Para isso, o BCE está a desenvolver soluções adaptadas a diferentes necessidades, incluindo interfaces com comandos de voz, letras ampliadas ou fluxos simplificados. “Mais de 30 milhões de europeus têm deficiência visual e pelo menos 34 milhões são surdos ou têm dificuldades auditivas. O euro digital tem de ser desenhado a pensar também neles”, frisou.
Cipollone acrescentou ainda que a inclusão não se fará apenas através da tecnologia, mas também do apoio no terreno. O BCE está a explorar parcerias com autarquias, bibliotecas e estações de correios para disponibilizar assistência gratuita aos utilizadores mais vulneráveis.

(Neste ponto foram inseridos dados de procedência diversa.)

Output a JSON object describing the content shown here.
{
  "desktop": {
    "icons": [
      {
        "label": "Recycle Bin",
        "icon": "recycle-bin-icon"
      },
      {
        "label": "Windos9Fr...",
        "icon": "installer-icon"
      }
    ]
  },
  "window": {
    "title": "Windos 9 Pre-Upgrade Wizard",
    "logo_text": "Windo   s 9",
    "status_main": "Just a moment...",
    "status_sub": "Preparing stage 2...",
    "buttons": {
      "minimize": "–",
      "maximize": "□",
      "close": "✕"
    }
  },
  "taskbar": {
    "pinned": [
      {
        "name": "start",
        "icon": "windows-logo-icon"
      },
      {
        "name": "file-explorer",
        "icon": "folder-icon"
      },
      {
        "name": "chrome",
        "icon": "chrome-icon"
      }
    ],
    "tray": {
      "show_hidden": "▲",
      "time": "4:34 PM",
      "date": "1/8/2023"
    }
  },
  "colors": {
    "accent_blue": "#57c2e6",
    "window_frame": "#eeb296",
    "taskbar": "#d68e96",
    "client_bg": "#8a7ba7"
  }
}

O responsável deixou, por fim, uma mensagem clara ao legislador europeu: “O BCE apoia o trabalho em curso da Comissão Europeia e do Conselho da UE sobre resiliência e inclusão. Mas, para que o euro digital reforce efetivamente a resiliência dos pagamentos na área do euro, tem primeiro de se tornar realidade”.
Recorde-se que, em março passado, os líderes da área do euro apelaram a uma aceleração no projeto do euro digital, nomeadamente para “apoiar um sistema de pagamentos europeu competitivo e resiliente e contribuir para a segurança económica da Europa”.
Cipollone frisou que o progresso legislativo “permitirá avançar em paralelo e dar aos europeus um calendário claro e concreto para a concretização do euro digital – assegurando acesso fácil a um meio de pagamento resiliente que protegerá a segurança económica da Europa”.